The final result should look like this:
In summary:
write down the accounts that are worth looking at (such as Dank EA memes)
copy their url and cycle ctrl + T, ctrl + V, enter, for about 10 iterations
use alt + shift + backspace to delete anything but the accounts that are worth looking at
when you type “f” for facebook, it will show you exactly what you need to see, instead of the main page news feed which is the danger zone
This is the optimal strategy, and I’m only tentatively proposing it because it might lull people into a false sense of security. You are never safe on the contemporary internet. There will always be a springtrap somewhere that disarms you sucks you back into a news feed.
If you’re in the habit of using a phone for leisure, you’re fucked.
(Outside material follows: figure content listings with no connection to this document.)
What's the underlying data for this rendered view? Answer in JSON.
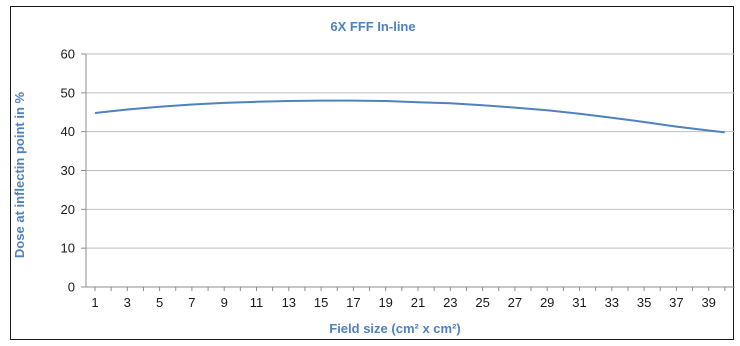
{
  "chart_data": {
    "type": "line",
    "title": "6X FFF  In-line",
    "xlabel": "Field size (cm² x cm²)",
    "ylabel": "Dose at  inflectin point in  %",
    "xlim": [
      1,
      40
    ],
    "ylim": [
      0,
      60
    ],
    "yticks": [
      0,
      10,
      20,
      30,
      40,
      50,
      60
    ],
    "xticks": [
      1,
      3,
      5,
      7,
      9,
      11,
      13,
      15,
      17,
      19,
      21,
      23,
      25,
      27,
      29,
      31,
      33,
      35,
      37,
      39
    ],
    "grid": true,
    "legend": "none",
    "color": "#4f81bd",
    "series": [
      {
        "x": [
          1,
          3,
          5,
          7,
          9,
          11,
          13,
          15,
          17,
          19,
          21,
          23,
          25,
          27,
          29,
          31,
          33,
          35,
          37,
          39,
          40
        ],
        "values": [
          44.8,
          45.7,
          46.4,
          47.0,
          47.4,
          47.7,
          47.9,
          48.0,
          48.0,
          47.9,
          47.6,
          47.3,
          46.8,
          46.2,
          45.5,
          44.6,
          43.6,
          42.5,
          41.3,
          40.3,
          39.8
        ]
      }
    ]
  }
}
There are many reasons why, none of which I’m willing to talk about publicly (aside from the news feed issue which is a big one). Zvi underestimates the difficulty of replacing phone usage with desktop/laptop usage, but phone habits will get net-harder to quit with every year that passes (possibly a little easier, probably much harder) so you might as well do it now.
If you want to make people good at skilling up for alignment technical work (e.g. if their brain-type is unique enough for them to have good odds of ending up becoming one of the alignment champions), then getting the candidates to switch from phones to desktops is probably one of the biggest bottlenecks.
Anyone up for writing software that can automate this browser process? Seems like it should be viable to write a program that checks all your autocompletes, you tell it what you want to change and then it fixes it via doing the thing a human would do?
Seems like we could use a browser/addon that gives the user more direct control over the autocomplete, rather than writing workarounds to hack bad software.
If this doesn’t work (chrome might refuse to cooperate) you can send an email to yourself containing all the links, and then bookmark the url to that email. After using it for a week or so, you can have that email be second on the list of search suggestions (the correct word for the stuff in the chrome search bar) whenever you type the first letter that takes you to gmail/other mail.
You can also use alt + shift + backspace and ctrl + T, ctrl + V, enter to change that search suggestion to a new updated email with new links. Or, even easier, just make a bookmark to the email to yourself.
Thiseems a bit overkill when there are such things as bookmarks and pinning sites to your home page. Also if you have a bookmark manager app you can just make that your home page.